Wraz w wyborem do Senatu Ryszarda Brejzy, dotychczasowego prezydenta Inowrocławia, wygasła jego prezydentura. Ratuszem w okresie przejściowym zarządza sekretarz, ale tylko w zakresie posiadanych pełnomocnictw, co nie pozwala mu na podejmowanie wielu decyzji. Od trzech tygodni wojewoda i premier nie wskazali komisarza, który mógłby do wyborów samorządowych zastąpić prezydenta.
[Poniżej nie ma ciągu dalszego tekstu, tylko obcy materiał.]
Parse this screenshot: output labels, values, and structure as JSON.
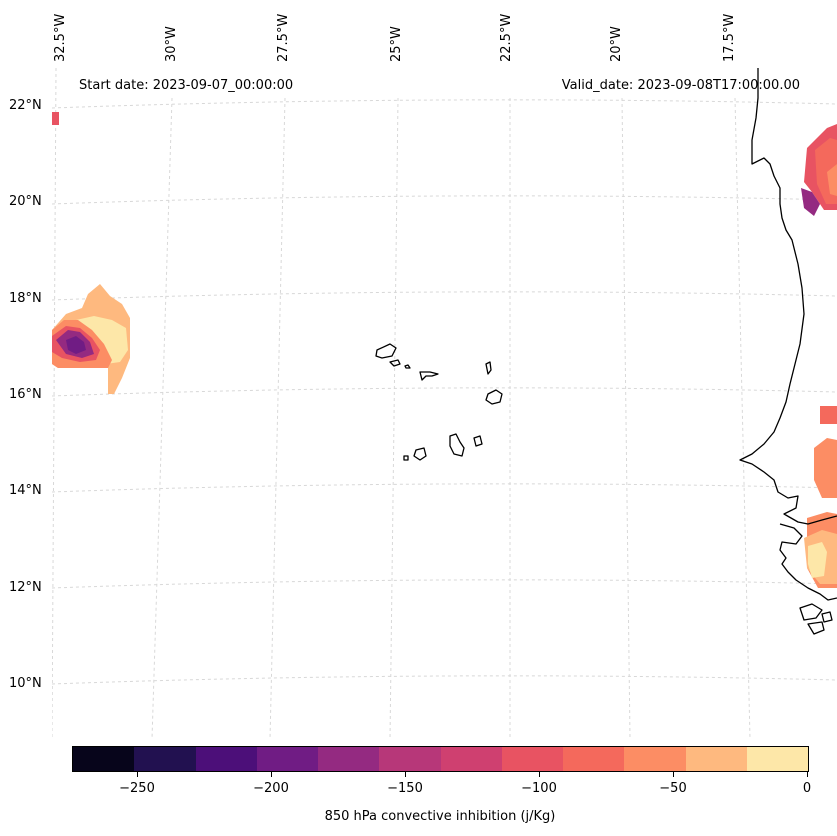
{
  "header": {
    "start_date": "Start date: 2023-09-07_00:00:00",
    "valid_date": "Valid_date: 2023-09-08T17:00:00.00"
  },
  "map": {
    "lon_labels": [
      "32.5°W",
      "30°W",
      "27.5°W",
      "25°W",
      "22.5°W",
      "20°W",
      "17.5°W"
    ],
    "lat_labels": [
      "22°N",
      "20°N",
      "18°N",
      "16°N",
      "14°N",
      "12°N",
      "10°N"
    ],
    "field_colors": {
      "n150": "#b73779",
      "n125": "#cf4070",
      "n100": "#e75263",
      "n75": "#f4685c",
      "n50": "#fc8961",
      "n25": "#feb078",
      "n0": "#fecf92"
    },
    "coastline_color": "#000000",
    "grid_color": "#d8d8d8"
  },
  "colorbar": {
    "title": "850 hPa convective inhibition (j/Kg)",
    "tick_labels": [
      "−250",
      "−200",
      "−150",
      "−100",
      "−50",
      "0"
    ],
    "colors": [
      "#07051b",
      "#221150",
      "#4c0f79",
      "#701c84",
      "#942a81",
      "#b73779",
      "#cf4070",
      "#e85362",
      "#f4695c",
      "#fc8d64",
      "#feb97f",
      "#fde7a8"
    ]
  }
}
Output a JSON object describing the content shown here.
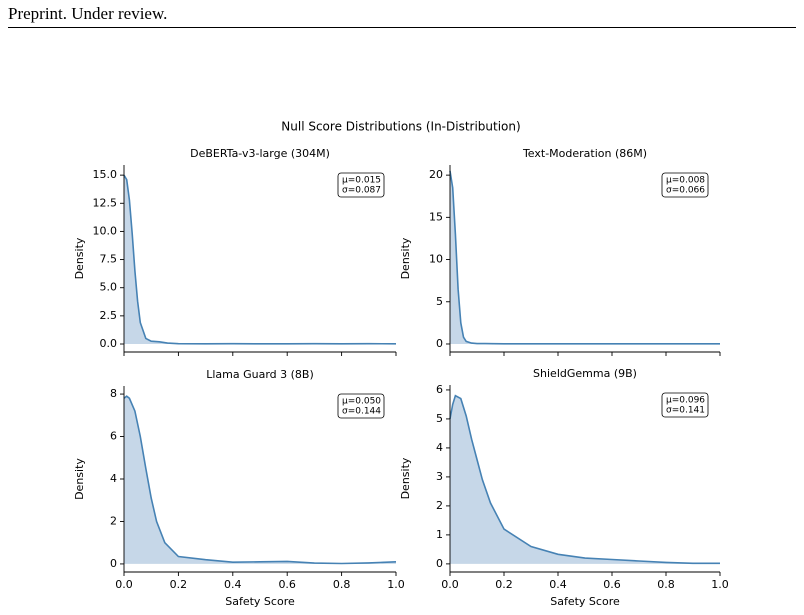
{
  "header": {
    "text": "Preprint. Under review."
  },
  "figure_title": "Null Score Distributions (In-Distribution)",
  "chart_data": [
    {
      "type": "area",
      "title": "DeBERTa-v3-large (304M)",
      "ylabel": "Density",
      "annotation": [
        "μ=0.015",
        "σ=0.087"
      ],
      "x": [
        0,
        0.01,
        0.02,
        0.03,
        0.04,
        0.05,
        0.06,
        0.08,
        0.1,
        0.13,
        0.16,
        0.2,
        0.3,
        0.4,
        0.5,
        0.6,
        0.7,
        0.8,
        0.9,
        1.0
      ],
      "values": [
        15.0,
        14.6,
        12.8,
        9.8,
        6.5,
        3.8,
        1.9,
        0.5,
        0.25,
        0.2,
        0.08,
        0.03,
        0.02,
        0.03,
        0.02,
        0.02,
        0.03,
        0.02,
        0.03,
        0.02
      ],
      "color": "#4682b4",
      "fill": "#c6d7e8",
      "xlim": [
        0,
        1
      ],
      "xticks": [
        0,
        0.2,
        0.4,
        0.6,
        0.8,
        1
      ],
      "ylim": [
        -0.71,
        15.9
      ],
      "yticks": [
        {
          "value": 0,
          "label": "0.0"
        },
        2.5,
        {
          "value": 5,
          "label": "5.0"
        },
        7.5,
        {
          "value": 10,
          "label": "10.0"
        },
        12.5,
        {
          "value": 15,
          "label": "15.0"
        }
      ]
    },
    {
      "type": "area",
      "title": "Text-Moderation (86M)",
      "ylabel": "Density",
      "annotation": [
        "μ=0.008",
        "σ=0.066"
      ],
      "x": [
        0,
        0.01,
        0.02,
        0.03,
        0.04,
        0.05,
        0.06,
        0.08,
        0.1,
        0.13,
        0.16,
        0.2,
        0.3,
        0.4,
        0.5,
        0.6,
        0.7,
        0.8,
        0.9,
        1.0
      ],
      "values": [
        20.5,
        18.5,
        13,
        6.5,
        2.5,
        0.8,
        0.3,
        0.1,
        0.05,
        0.05,
        0.03,
        0.02,
        0.02,
        0.02,
        0.02,
        0.02,
        0.02,
        0.02,
        0.02,
        0.02
      ],
      "color": "#4682b4",
      "fill": "#c6d7e8",
      "xlim": [
        0,
        1
      ],
      "xticks": [
        0,
        0.2,
        0.4,
        0.6,
        0.8,
        1
      ],
      "ylim": [
        -0.95,
        21.2
      ],
      "yticks": [
        0,
        5,
        10,
        15,
        20
      ]
    },
    {
      "type": "area",
      "title": "Llama Guard 3 (8B)",
      "ylabel": "Density",
      "xlabel": "Safety Score",
      "annotation": [
        "μ=0.050",
        "σ=0.144"
      ],
      "x": [
        0,
        0.01,
        0.02,
        0.04,
        0.06,
        0.08,
        0.1,
        0.12,
        0.15,
        0.2,
        0.3,
        0.4,
        0.5,
        0.6,
        0.7,
        0.8,
        0.9,
        1.0
      ],
      "values": [
        7.8,
        7.9,
        7.8,
        7.2,
        6.0,
        4.5,
        3.1,
        2.0,
        1.0,
        0.35,
        0.2,
        0.08,
        0.1,
        0.12,
        0.04,
        0.02,
        0.05,
        0.1
      ],
      "color": "#4682b4",
      "fill": "#c6d7e8",
      "xlim": [
        0,
        1
      ],
      "xticks": [
        {
          "value": 0,
          "label": "0.0"
        },
        0.2,
        0.4,
        0.6,
        0.8,
        {
          "value": 1,
          "label": "1.0"
        }
      ],
      "ylim": [
        -0.38,
        8.38
      ],
      "yticks": [
        0,
        2,
        4,
        6,
        8
      ]
    },
    {
      "type": "area",
      "title": "ShieldGemma (9B)",
      "ylabel": "Density",
      "xlabel": "Safety Score",
      "annotation": [
        "μ=0.096",
        "σ=0.141"
      ],
      "x": [
        0,
        0.01,
        0.02,
        0.04,
        0.06,
        0.08,
        0.1,
        0.12,
        0.15,
        0.2,
        0.3,
        0.4,
        0.5,
        0.6,
        0.7,
        0.8,
        0.9,
        1.0
      ],
      "values": [
        5.0,
        5.5,
        5.8,
        5.7,
        5.1,
        4.3,
        3.6,
        2.9,
        2.1,
        1.2,
        0.6,
        0.33,
        0.2,
        0.15,
        0.1,
        0.05,
        0.02,
        0.02
      ],
      "color": "#4682b4",
      "fill": "#c6d7e8",
      "xlim": [
        0,
        1
      ],
      "xticks": [
        {
          "value": 0,
          "label": "0.0"
        },
        0.2,
        0.4,
        0.6,
        0.8,
        {
          "value": 1,
          "label": "1.0"
        }
      ],
      "ylim": [
        -0.28,
        6.17
      ],
      "yticks": [
        0,
        1,
        2,
        3,
        4,
        5,
        6
      ]
    }
  ]
}
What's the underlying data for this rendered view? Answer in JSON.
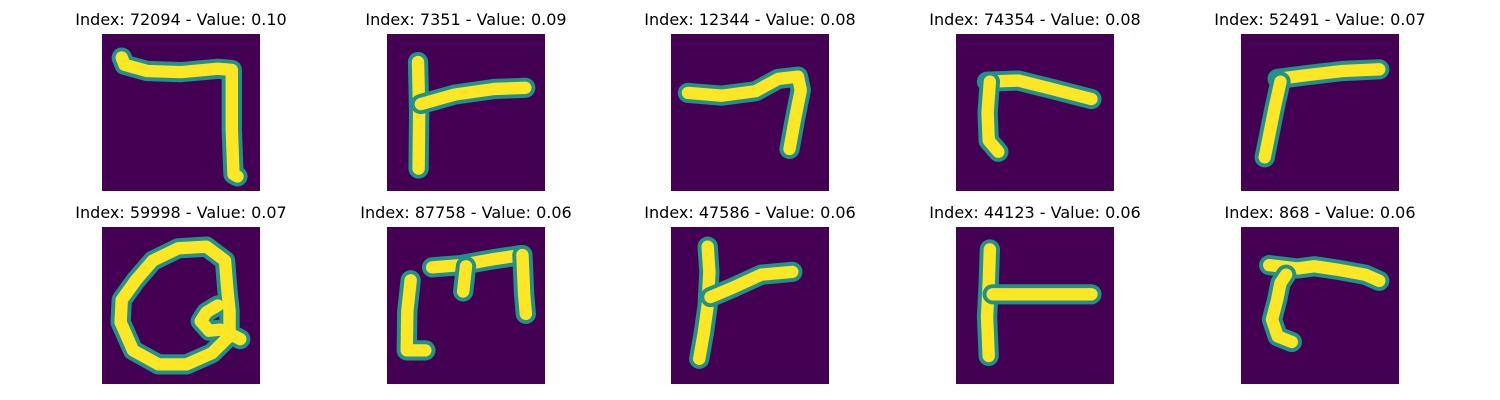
{
  "colors": {
    "background": "#440154",
    "mid_dark": "#31688e",
    "mid": "#21918c",
    "mid_light": "#5ec962",
    "stroke": "#fde725"
  },
  "panels": [
    {
      "title": "Index: 72094 - Value: 0.10"
    },
    {
      "title": "Index: 7351 - Value: 0.09"
    },
    {
      "title": "Index: 12344 - Value: 0.08"
    },
    {
      "title": "Index: 74354 - Value: 0.08"
    },
    {
      "title": "Index: 52491 - Value: 0.07"
    },
    {
      "title": "Index: 59998 - Value: 0.07"
    },
    {
      "title": "Index: 87758 - Value: 0.06"
    },
    {
      "title": "Index: 47586 - Value: 0.06"
    },
    {
      "title": "Index: 44123 - Value: 0.06"
    },
    {
      "title": "Index: 868 - Value: 0.06"
    }
  ]
}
- PiS zdecydowanie przegrywa wszystkie wybory w Inowrocławiu. Taka jest wola suwerena. Przedstawicielami mieszkańców Inowrocławia wybranymi w sposób demokratyczny są radni miejscy i to oni już 16 października zwrócili się do premiera i wojewody o wyznaczenie na komisarza, który zastąpi prezydenta do najbliższych wyborów, pana Wojciecha Piniewskiego, mojego wieloletniego zastępcę. Dobre obyczaje wskazywałyby na konieczność uwzględnienia tej propozycji. Przed swoim odejściem z urzędu miasta udzieliłem wszelkich możliwych pełnomocnictw urzędnikom i zorganizowałem pracę tak, aby zadania publiczne były nadal realizowane bez negatywnych skutków dla mieszkańców. Cieszę się, że praca urzędu odbywa się bez żadnych perturbacji, a Miasto realizuje wszystkie wcześniejsze uzgodnienia - mówi nam były już prezydent Ryszard Brejza.
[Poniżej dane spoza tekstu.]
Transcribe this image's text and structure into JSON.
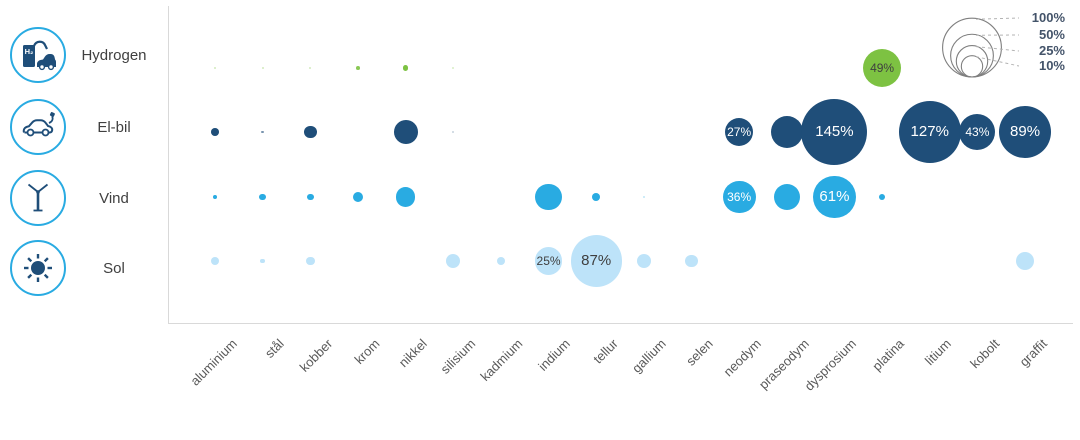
{
  "chart_data": {
    "type": "bubble",
    "title": "",
    "x_categories": [
      "aluminium",
      "stål",
      "kobber",
      "krom",
      "nikkel",
      "silisium",
      "kadmium",
      "indium",
      "tellur",
      "gallium",
      "selen",
      "neodym",
      "praseodym",
      "dysprosium",
      "platina",
      "litium",
      "kobolt",
      "graffit"
    ],
    "rows": [
      {
        "key": "hydrogen",
        "label": "Hydrogen",
        "color": "#7DC242",
        "label_text_color": "#3F3F3F"
      },
      {
        "key": "elbil",
        "label": "El-bil",
        "color": "#1F4E79",
        "label_text_color": "#FFFFFF"
      },
      {
        "key": "vind",
        "label": "Vind",
        "color": "#29ABE2",
        "label_text_color": "#FFFFFF"
      },
      {
        "key": "sol",
        "label": "Sol",
        "color": "#BDE3F9",
        "label_text_color": "#3F3F3F"
      }
    ],
    "bubbles": [
      {
        "row": "hydrogen",
        "x": "aluminium",
        "value": 0.15,
        "label": "",
        "opacity": 0.35
      },
      {
        "row": "hydrogen",
        "x": "stål",
        "value": 0.15,
        "label": "",
        "opacity": 0.35
      },
      {
        "row": "hydrogen",
        "x": "kobber",
        "value": 0.15,
        "label": "",
        "opacity": 0.35
      },
      {
        "row": "hydrogen",
        "x": "krom",
        "value": 0.5,
        "label": "",
        "opacity": 0.9
      },
      {
        "row": "hydrogen",
        "x": "nikkel",
        "value": 1.1,
        "label": "",
        "opacity": 1
      },
      {
        "row": "hydrogen",
        "x": "silisium",
        "value": 0.1,
        "label": "",
        "opacity": 0.3
      },
      {
        "row": "hydrogen",
        "x": "platina",
        "value": 49,
        "label": "49%",
        "opacity": 1
      },
      {
        "row": "elbil",
        "x": "aluminium",
        "value": 2,
        "label": "",
        "opacity": 1
      },
      {
        "row": "elbil",
        "x": "stål",
        "value": 0.2,
        "label": "",
        "opacity": 0.6
      },
      {
        "row": "elbil",
        "x": "kobber",
        "value": 5.5,
        "label": "",
        "opacity": 1
      },
      {
        "row": "elbil",
        "x": "nikkel",
        "value": 19,
        "label": "",
        "opacity": 1
      },
      {
        "row": "elbil",
        "x": "silisium",
        "value": 0.1,
        "label": "",
        "opacity": 0.25
      },
      {
        "row": "elbil",
        "x": "neodym",
        "value": 27,
        "label": "27%",
        "opacity": 1
      },
      {
        "row": "elbil",
        "x": "praseodym",
        "value": 34,
        "label": "",
        "opacity": 1
      },
      {
        "row": "elbil",
        "x": "dysprosium",
        "value": 145,
        "label": "145%",
        "opacity": 1
      },
      {
        "row": "elbil",
        "x": "litium",
        "value": 127,
        "label": "127%",
        "opacity": 1
      },
      {
        "row": "elbil",
        "x": "kobolt",
        "value": 43,
        "label": "43%",
        "opacity": 1
      },
      {
        "row": "elbil",
        "x": "graffit",
        "value": 89,
        "label": "89%",
        "opacity": 1
      },
      {
        "row": "vind",
        "x": "aluminium",
        "value": 0.7,
        "label": "",
        "opacity": 1
      },
      {
        "row": "vind",
        "x": "stål",
        "value": 1.4,
        "label": "",
        "opacity": 1
      },
      {
        "row": "vind",
        "x": "kobber",
        "value": 1.4,
        "label": "",
        "opacity": 1
      },
      {
        "row": "vind",
        "x": "krom",
        "value": 3.3,
        "label": "",
        "opacity": 1
      },
      {
        "row": "vind",
        "x": "nikkel",
        "value": 13,
        "label": "",
        "opacity": 1
      },
      {
        "row": "vind",
        "x": "indium",
        "value": 23,
        "label": "",
        "opacity": 1
      },
      {
        "row": "vind",
        "x": "tellur",
        "value": 2.1,
        "label": "",
        "opacity": 1
      },
      {
        "row": "vind",
        "x": "gallium",
        "value": 0.1,
        "label": "",
        "opacity": 0.3
      },
      {
        "row": "vind",
        "x": "neodym",
        "value": 36,
        "label": "36%",
        "opacity": 1
      },
      {
        "row": "vind",
        "x": "praseodym",
        "value": 23,
        "label": "",
        "opacity": 1
      },
      {
        "row": "vind",
        "x": "dysprosium",
        "value": 61,
        "label": "61%",
        "opacity": 1
      },
      {
        "row": "vind",
        "x": "platina",
        "value": 1.2,
        "label": "",
        "opacity": 1
      },
      {
        "row": "sol",
        "x": "aluminium",
        "value": 2.1,
        "label": "",
        "opacity": 1
      },
      {
        "row": "sol",
        "x": "stål",
        "value": 0.7,
        "label": "",
        "opacity": 1
      },
      {
        "row": "sol",
        "x": "kobber",
        "value": 2.5,
        "label": "",
        "opacity": 1
      },
      {
        "row": "sol",
        "x": "silisium",
        "value": 7,
        "label": "",
        "opacity": 1
      },
      {
        "row": "sol",
        "x": "kadmium",
        "value": 2.1,
        "label": "",
        "opacity": 1
      },
      {
        "row": "sol",
        "x": "indium",
        "value": 25,
        "label": "25%",
        "opacity": 1
      },
      {
        "row": "sol",
        "x": "tellur",
        "value": 87,
        "label": "87%",
        "opacity": 1
      },
      {
        "row": "sol",
        "x": "gallium",
        "value": 6.5,
        "label": "",
        "opacity": 1
      },
      {
        "row": "sol",
        "x": "selen",
        "value": 5,
        "label": "",
        "opacity": 1
      },
      {
        "row": "sol",
        "x": "graffit",
        "value": 11,
        "label": "",
        "opacity": 1
      }
    ],
    "size_legend": {
      "labels": [
        "100%",
        "50%",
        "25%",
        "10%"
      ],
      "values": [
        100,
        50,
        25,
        10
      ]
    },
    "legend_position": "top-right",
    "grid": false
  },
  "colors": {
    "navy": "#1F4E79",
    "bright_blue": "#29ABE2",
    "light_blue": "#BDE3F9",
    "green": "#7DC242",
    "axis_line": "#D9D9D9",
    "x_label_text": "#595959",
    "row_label_text": "#404040",
    "legend_text": "#44546A"
  }
}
Senator-elekt podkreśla jednak, że brak komisarza może odbić się na dalszej pracy ratusza. Jak mówi, obowiązujące prawo nie pozwala na podejmowanie pewnych decyzji finansowych nikomu poza prezydentem - lub zastępującym go komisarzem.
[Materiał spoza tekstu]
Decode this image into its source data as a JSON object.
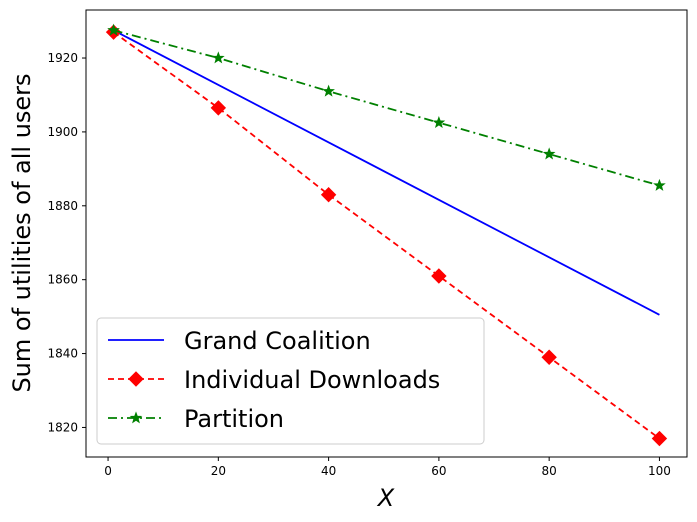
{
  "chart_data": {
    "type": "line",
    "xlabel": "X",
    "ylabel": "Sum of utilities of all users",
    "xlim": [
      -4,
      105
    ],
    "ylim": [
      1812,
      1933
    ],
    "xticks": [
      0,
      20,
      40,
      60,
      80,
      100
    ],
    "yticks": [
      1820,
      1840,
      1860,
      1880,
      1900,
      1920
    ],
    "grid": false,
    "legend_position": "lower-left",
    "series": [
      {
        "name": "Grand Coalition",
        "color": "#0000ff",
        "line_style": "solid",
        "marker": "none",
        "x": [
          1,
          100
        ],
        "y": [
          1927.5,
          1850.5
        ]
      },
      {
        "name": "Individual Downloads",
        "color": "#ff0000",
        "line_style": "dashed",
        "marker": "diamond",
        "x": [
          1,
          20,
          40,
          60,
          80,
          100
        ],
        "y": [
          1927,
          1906.5,
          1883,
          1861,
          1839,
          1817
        ]
      },
      {
        "name": "Partition",
        "color": "#008000",
        "line_style": "dashdot",
        "marker": "star",
        "x": [
          1,
          20,
          40,
          60,
          80,
          100
        ],
        "y": [
          1927.5,
          1920,
          1911,
          1902.5,
          1894,
          1885.5
        ]
      }
    ]
  }
}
- Do 15 listopada każdy prezydent, burmistrz, wójt musi opracować i podpisać projekt budżetu na kolejny rok i przekazać go radnym. Prace nad projektem uchwały budżetowej trwają, ale jedyną osobą, która może na niej złożyć podpis w zastępstwie prezydenta jest komisarz. Podobny problem powstanie przy konieczności przenoszenia środków w aktualnym budżecie. Po trzech tygodniach od wyborów mam wrażenie, że tym, którzy je przegrali, zależało na wywołaniu w Inowrocławiu negatywnych ocen, emocji i zamieszania. Są jakby obrażeni. Temu może służyć brak decyzji w sprawie uwzględnienia propozycji radnych, nie wspominając już o lekceważącym braku odpowiedzi. Koniec rządów PiS jest taki, jak poprzednie osiem lat - bez kultury, klasy i dobrych obyczajów. Potrwa to już niedługo - dodaje Ryszard Brejza.

Nie tylko Inowrocław nadal czeka na komisarza. Podobna sytuacja jest w Sopocie, czy Tychach.